Ser a favor da desblindagem da PT não é ser a favor da Sonaecom nem é ser da administração da PT. É defender o mercado, é defender a empresa. Não temos posição editorial sobre se é melhor a OPA ter sucesso ou fracassar, mas entendemos que devem ser os accionistas a decidi-lo. Todos eles.
Esta posição nada interfere com a forma como fazemos notícias e sabemos que pode ser mal interpretada. Mas não estamos a fazer campanha nem queremos convencer ninguém. Nem eleitores da PT, nem leitores do Jornal.
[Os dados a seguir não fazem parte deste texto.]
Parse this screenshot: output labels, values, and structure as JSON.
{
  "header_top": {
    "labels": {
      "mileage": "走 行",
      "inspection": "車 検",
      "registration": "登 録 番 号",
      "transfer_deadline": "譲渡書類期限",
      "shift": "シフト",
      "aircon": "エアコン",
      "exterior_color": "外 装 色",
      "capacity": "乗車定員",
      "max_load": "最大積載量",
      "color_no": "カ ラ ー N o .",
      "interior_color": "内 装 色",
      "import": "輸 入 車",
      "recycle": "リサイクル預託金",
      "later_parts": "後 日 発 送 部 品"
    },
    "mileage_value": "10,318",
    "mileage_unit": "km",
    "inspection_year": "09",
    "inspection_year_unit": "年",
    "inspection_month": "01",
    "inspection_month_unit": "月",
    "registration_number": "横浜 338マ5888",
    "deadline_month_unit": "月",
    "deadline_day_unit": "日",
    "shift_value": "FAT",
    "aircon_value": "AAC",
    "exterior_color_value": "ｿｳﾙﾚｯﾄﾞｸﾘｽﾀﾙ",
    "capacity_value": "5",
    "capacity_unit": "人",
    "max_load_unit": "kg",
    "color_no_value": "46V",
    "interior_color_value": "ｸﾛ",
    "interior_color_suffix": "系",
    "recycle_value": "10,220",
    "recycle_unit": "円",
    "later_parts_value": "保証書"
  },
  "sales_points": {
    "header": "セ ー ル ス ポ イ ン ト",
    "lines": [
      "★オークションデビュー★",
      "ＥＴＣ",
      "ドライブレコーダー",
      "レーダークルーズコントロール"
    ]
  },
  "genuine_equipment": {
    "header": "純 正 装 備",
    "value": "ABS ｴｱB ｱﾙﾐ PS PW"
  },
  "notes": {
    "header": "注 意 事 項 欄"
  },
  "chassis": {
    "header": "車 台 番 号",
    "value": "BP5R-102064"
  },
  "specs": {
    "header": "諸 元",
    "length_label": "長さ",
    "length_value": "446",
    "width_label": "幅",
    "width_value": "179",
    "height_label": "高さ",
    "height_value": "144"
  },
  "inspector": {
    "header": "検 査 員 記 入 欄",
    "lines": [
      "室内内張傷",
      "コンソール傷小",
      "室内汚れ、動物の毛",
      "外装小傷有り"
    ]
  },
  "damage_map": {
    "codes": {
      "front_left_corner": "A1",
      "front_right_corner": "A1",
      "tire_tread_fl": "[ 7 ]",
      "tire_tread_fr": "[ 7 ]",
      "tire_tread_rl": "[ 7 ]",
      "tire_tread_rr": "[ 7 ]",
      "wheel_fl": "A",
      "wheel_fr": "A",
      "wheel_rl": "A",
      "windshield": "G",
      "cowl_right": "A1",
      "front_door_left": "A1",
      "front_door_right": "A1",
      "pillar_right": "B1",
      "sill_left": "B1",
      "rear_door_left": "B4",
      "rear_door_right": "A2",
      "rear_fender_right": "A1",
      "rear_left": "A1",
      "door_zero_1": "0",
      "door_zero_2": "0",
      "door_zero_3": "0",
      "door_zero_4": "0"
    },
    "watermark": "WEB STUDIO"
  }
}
Nem julgamos a sua posição: ser a favor das "blindagens", das "golden shares", de "poison pills" ou de quaisquer outros métodos proteccionistas ou de desequilíbrio accionista em favor de uma minoria poderosa não é ilegítimo. Só que não é essa a nossa maneira de ver o mundo. E isso fica aqui resolvido entre nós e você, caro leitor.
Quem defende as desblindagens de estatutos será primeiro acusado de liberal deslumbrado e, depois, de ser ingénuo. Porque a Europa, Espanha, Portugal estão cheios de empresas blindadas. Pois estão. Mas tal não significa que concordemos com isso. Nem que nos resignemos ao destino dos gestores que, quando chegam à liderança de uma grande companhia, troquem a camisa de liberais convictos porque a vida não é para ingénuos. Exemplo? António Mexia.
A proposta que hoje é apresentada à assembleia geral da PT é de desblindagem exclusivamente para a Sonaecom. Este argumento tem sido aliás usado para denunciar o cinismo da Sonae, que se faz amiga do mercado até ao momento que lhe convém. É verdade: a Sonae tem um passado cheio de desrespeito pelos direitos dos pequenos accionistas e não quer esta desblindagem senão para si. Mas haveria a Sonae de querer comprar mais de metade do capital da PT sem que os estatutos da Telecom fossem desblindados e abdicando do poder de controlo? Evidentemente que não.
O Estado tem portanto um papel difícil nesta assembleia geral. Se usar a "golden share", o que não fará, mostra o que vale: é um Governo com uma visão moscovita da economia. Se votar contra a desblindagem, então defendeu com vacuidade o mercado aberto e tem dele uma visão à apartheid. Se votar a favor da desblindagem, será acusado de se colocar ao lado de um grupo privado de má fama entre políticos. Mas se se abstiver, não será isenção, será cobardia táctica.
O que deve então o Governo fazer? Deve usar o poder que tem, que é todo, e destrunfar as propostas em cima da mesa, exigir que mudem a favor do que entende ser o interesse do País e, então sim, decidir se vende ou não vende. Desblindando os estatutos da PT.
Se a OPA morrer hoje na Assembleia Geral, não é apenas um negócio que acaba. É uma hipótese de modernidade económica de um País olhado de lado pelos seus parceiros europeus e investidores internacionais.
O mercado não é Deus. Nem o diabo. O mercado é o Homem, defeituoso e virtuoso. É por isso que o Jornal de Negócios é favor da desblindagem de estatutos. Mesmo sabendo que ela provavelmente não passará.